According to the US Fourth National Climate Assessment, released on November 23, "With continued growth in emissions at historic rates, annual losses in some economic sectors are projected to reach hundreds of billions of dollars by the end of the century — more than the current gross domestic product of many US states."

The ACP has developed an action plan as part of a toolkit for physicians that includes a PowerPoint slide deck that can be used at chapter meetings and on grand rounds and talking points specific to each region of the United States.

Julie K. Wood, MD, senior vice president, health of the public and interprofessional activities of the American Academy of Family Physicians (AAFP), told Medscape Medical News that the increased air pollution in nearly 70% of cities and increased severity and frequency of extreme weather noted in the reports are "extremely concerning."

However, she said, AAFP "is encouraged by a reduction in cost of renewable energy sources and increase in employment opportunities in renewable energy. An increase in renewable, noncoal energy sources is crucial to mitigate the effects of climate change on health."
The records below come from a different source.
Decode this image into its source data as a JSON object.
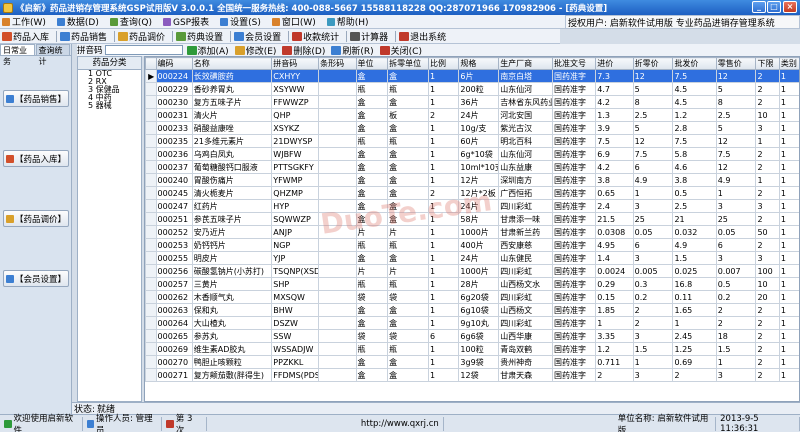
{
  "window": {
    "title": "《启新》药品进销存管理系统GSP试用版V 3.0.0.1 全国统一服务热线: 400-088-5667  15588118228  QQ:287071966 170982906 - [药典设置]",
    "controls": [
      "_",
      "□",
      "×"
    ],
    "colors": {
      "title_bg": "#1d5fc2",
      "selected_row": "#2f6fdf"
    }
  },
  "menu": {
    "items": [
      {
        "label": "工作(W)",
        "icon": "work-icon",
        "color": "#d9822b"
      },
      {
        "label": "数据(D)",
        "icon": "data-icon",
        "color": "#3c7fd2"
      },
      {
        "label": "查询(Q)",
        "icon": "query-icon",
        "color": "#5a9a3a"
      },
      {
        "label": "GSP报表",
        "icon": "report-icon",
        "color": "#8a5bbf"
      },
      {
        "label": "设置(S)",
        "icon": "settings-icon",
        "color": "#3c7fd2"
      },
      {
        "label": "窗口(W)",
        "icon": "window-icon",
        "color": "#d9822b"
      },
      {
        "label": "帮助(H)",
        "icon": "help-icon",
        "color": "#3c9ac0"
      }
    ],
    "auth_banner": "授权用户: 启新软件试用版  专业药品进销存管理系统"
  },
  "toolbar": {
    "buttons": [
      {
        "label": "药品入库",
        "icon": "stock-in-icon",
        "color": "#d2502b"
      },
      {
        "label": "药品销售",
        "icon": "sales-icon",
        "color": "#3c7fd2"
      },
      {
        "label": "药品调价",
        "icon": "price-adjust-icon",
        "color": "#d9a02b"
      },
      {
        "label": "药典设置",
        "icon": "pharmacopoeia-icon",
        "color": "#5a9a3a"
      },
      {
        "label": "会员设置",
        "icon": "member-icon",
        "color": "#3c7fd2"
      },
      {
        "label": "收款统计",
        "icon": "collection-icon",
        "color": "#c0392b"
      },
      {
        "label": "计算器",
        "icon": "calculator-icon",
        "color": "#555"
      },
      {
        "label": "退出系统",
        "icon": "exit-icon",
        "color": "#c0392b"
      }
    ]
  },
  "left": {
    "tabs": [
      "日常业务",
      "查询统计"
    ],
    "buttons": [
      "【药品销售】",
      "【药品入库】",
      "【药品调价】",
      "【会员设置】"
    ]
  },
  "tree": {
    "header": "药品分类",
    "items": [
      "1 OTC",
      "2 RX",
      "3 保健品",
      "4 中药",
      "5 器械"
    ]
  },
  "grid_toolbar": {
    "search_label": "拼音码",
    "search_value": "",
    "buttons": [
      {
        "label": "添加(A)",
        "icon": "add-icon",
        "color": "#2e9a3a"
      },
      {
        "label": "修改(E)",
        "icon": "edit-icon",
        "color": "#d9a02b"
      },
      {
        "label": "删除(D)",
        "icon": "delete-icon",
        "color": "#c0392b"
      },
      {
        "label": "刷新(R)",
        "icon": "refresh-icon",
        "color": "#3c7fd2"
      },
      {
        "label": "关闭(C)",
        "icon": "close-icon",
        "color": "#c0392b"
      }
    ]
  },
  "grid": {
    "columns": [
      "编码",
      "名称",
      "拼音码",
      "条形码",
      "单位",
      "拆零单位",
      "比例",
      "规格",
      "生产厂商",
      "批准文号",
      "进价",
      "折零价",
      "批发价",
      "零售价",
      "下限",
      "类别"
    ],
    "rows": [
      [
        "000224",
        "长效磺胺药",
        "CXHYY",
        "",
        "盒",
        "盒",
        "1",
        "6片",
        "南京白塔",
        "国药准字",
        "7.3",
        "12",
        "7.5",
        "12",
        "2",
        "1"
      ],
      [
        "000229",
        "香砂养胃丸",
        "XSYWW",
        "",
        "瓶",
        "瓶",
        "1",
        "200粒",
        "山东仙河",
        "国药准字",
        "4.7",
        "5",
        "4.5",
        "5",
        "2",
        "1"
      ],
      [
        "000230",
        "复方五味子片",
        "FFWWZP",
        "",
        "盒",
        "盒",
        "1",
        "36片",
        "吉林省东风药业",
        "国药准字",
        "4.2",
        "8",
        "4.5",
        "8",
        "2",
        "1"
      ],
      [
        "000231",
        "清火片",
        "QHP",
        "",
        "盒",
        "板",
        "2",
        "24片",
        "河北安国",
        "国药准字",
        "1.3",
        "2.5",
        "1.2",
        "2.5",
        "10",
        "1"
      ],
      [
        "000233",
        "硝酸益康唑",
        "XSYKZ",
        "",
        "盒",
        "盒",
        "1",
        "10g/支",
        "紫光古汉",
        "国药准字",
        "3.9",
        "5",
        "2.8",
        "5",
        "3",
        "1"
      ],
      [
        "000235",
        "21多维元素片",
        "21DWYSP",
        "",
        "瓶",
        "瓶",
        "1",
        "60片",
        "明北百科",
        "国药准字",
        "7.5",
        "12",
        "7.5",
        "12",
        "1",
        "1"
      ],
      [
        "000236",
        "乌鸡白凤丸",
        "WJBFW",
        "",
        "盒",
        "盒",
        "1",
        "6g*10袋",
        "山东仙河",
        "国药准字",
        "6.9",
        "7.5",
        "5.8",
        "7.5",
        "2",
        "1"
      ],
      [
        "000237",
        "葡萄糖酸钙口服液",
        "PTTSGKFY",
        "",
        "盒",
        "盒",
        "1",
        "10ml*10支",
        "山东益康",
        "国药准字",
        "4.2",
        "6",
        "4.6",
        "12",
        "2",
        "1"
      ],
      [
        "000240",
        "胃酸伤痛片",
        "YFWMP",
        "",
        "盒",
        "盒",
        "1",
        "12片",
        "深圳南方",
        "国药准字",
        "3.8",
        "4.9",
        "3.8",
        "4.9",
        "1",
        "1"
      ],
      [
        "000245",
        "清火栀麦片",
        "QHZMP",
        "",
        "盒",
        "盒",
        "2",
        "12片*2板",
        "广西恒拓",
        "国药准字",
        "0.65",
        "1",
        "0.5",
        "1",
        "2",
        "1"
      ],
      [
        "000247",
        "红药片",
        "HYP",
        "",
        "盒",
        "盒",
        "1",
        "24片",
        "四川彩虹",
        "国药准字",
        "2.4",
        "3",
        "2.5",
        "3",
        "3",
        "1"
      ],
      [
        "000251",
        "参芪五味子片",
        "SQWWZP",
        "",
        "盒",
        "盒",
        "1",
        "58片",
        "甘肃添一味",
        "国药准字",
        "21.5",
        "25",
        "21",
        "25",
        "2",
        "1"
      ],
      [
        "000252",
        "安乃近片",
        "ANJP",
        "",
        "片",
        "片",
        "1",
        "1000片",
        "甘肃新兰药",
        "国药准字",
        "0.0308",
        "0.05",
        "0.032",
        "0.05",
        "50",
        "1"
      ],
      [
        "000253",
        "奶钙钙片",
        "NGP",
        "",
        "瓶",
        "瓶",
        "1",
        "400片",
        "西安康慈",
        "国药准字",
        "4.95",
        "6",
        "4.9",
        "6",
        "2",
        "1"
      ],
      [
        "000255",
        "明皮片",
        "YJP",
        "",
        "盒",
        "盒",
        "1",
        "24片",
        "山东健民",
        "国药准字",
        "1.4",
        "3",
        "1.5",
        "3",
        "3",
        "1"
      ],
      [
        "000256",
        "碳酸氢钠片(小苏打)",
        "TSQNP(XSD)",
        "",
        "片",
        "片",
        "1",
        "1000片",
        "四川彩虹",
        "国药准字",
        "0.0024",
        "0.005",
        "0.025",
        "0.007",
        "100",
        "1"
      ],
      [
        "000257",
        "三黄片",
        "SHP",
        "",
        "瓶",
        "瓶",
        "1",
        "28片",
        "山西杨文水",
        "国药准字",
        "0.29",
        "0.3",
        "16.8",
        "0.5",
        "10",
        "1"
      ],
      [
        "000262",
        "木香顺气丸",
        "MXSQW",
        "",
        "袋",
        "袋",
        "1",
        "6g20袋",
        "四川彩虹",
        "国药准字",
        "0.15",
        "0.2",
        "0.11",
        "0.2",
        "20",
        "1"
      ],
      [
        "000263",
        "保和丸",
        "BHW",
        "",
        "盒",
        "盒",
        "1",
        "6g10袋",
        "山西杨文",
        "国药准字",
        "1.85",
        "2",
        "1.65",
        "2",
        "2",
        "1"
      ],
      [
        "000264",
        "大山楂丸",
        "DSZW",
        "",
        "盒",
        "盒",
        "1",
        "9g10丸",
        "四川彩虹",
        "国药准字",
        "1",
        "2",
        "1",
        "2",
        "2",
        "1"
      ],
      [
        "000265",
        "参苏丸",
        "SSW",
        "",
        "袋",
        "袋",
        "6",
        "6g6袋",
        "山西华康",
        "国药准字",
        "3.35",
        "3",
        "2.45",
        "18",
        "2",
        "1"
      ],
      [
        "000269",
        "维生素AD胶丸",
        "WSSADJW",
        "",
        "瓶",
        "瓶",
        "1",
        "100粒",
        "青岛双鹤",
        "国药准字",
        "1.2",
        "1.5",
        "1.25",
        "1.5",
        "2",
        "1"
      ],
      [
        "000270",
        "鸭胆止咳颗粒",
        "PPZKKL",
        "",
        "盒",
        "盒",
        "1",
        "3g9袋",
        "贵州神奇",
        "国药准字",
        "0.711",
        "1",
        "0.69",
        "1",
        "2",
        "1"
      ],
      [
        "000271",
        "复方颠茄敷(胖得生)",
        "FFDMS(PDS)",
        "",
        "盒",
        "盒",
        "1",
        "12袋",
        "甘肃天森",
        "国药准字",
        "2",
        "3",
        "2",
        "3",
        "2",
        "1"
      ]
    ],
    "selected_row": 0
  },
  "status": {
    "label": "状态:",
    "value": "就绪"
  },
  "footer": {
    "welcome": "欢迎使用启新软件",
    "operator": "操作人员: 管理员",
    "count": "第 3 次",
    "website": "http://www.qxrj.cn",
    "unit": "单位名称: 启新软件试用版",
    "datetime": "2013-9-5 11:36:31"
  },
  "watermark": "DuoTe.com"
}
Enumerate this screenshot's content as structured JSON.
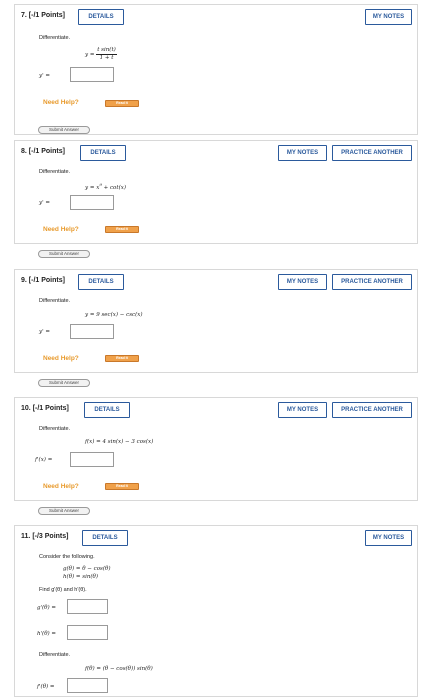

AAFP issued its first statement on the effect of climate change on health in 1969, she noted, and has since been promoting education and advocacy.

Both the AAFP and ACP are members of the national Medical Society Consortium on Climate and Health, which includes professional partner organizations representing more than 500,000 clinicians. Its mission is "organize, empower, and amplify the voice of America's doctors to convey how climate change is harming our health and how climate solutions will improve it."

Family physicians are uniquely positioned to notice links between certain exposures and threats to public health, Wood said, which makes their role in changing the trajectory critical.

"Climate change is negatively impacting the health of patients, families, and communities, and will continue to do so without action," she said.

Wood and Lopez have reported no relevant financial relationships.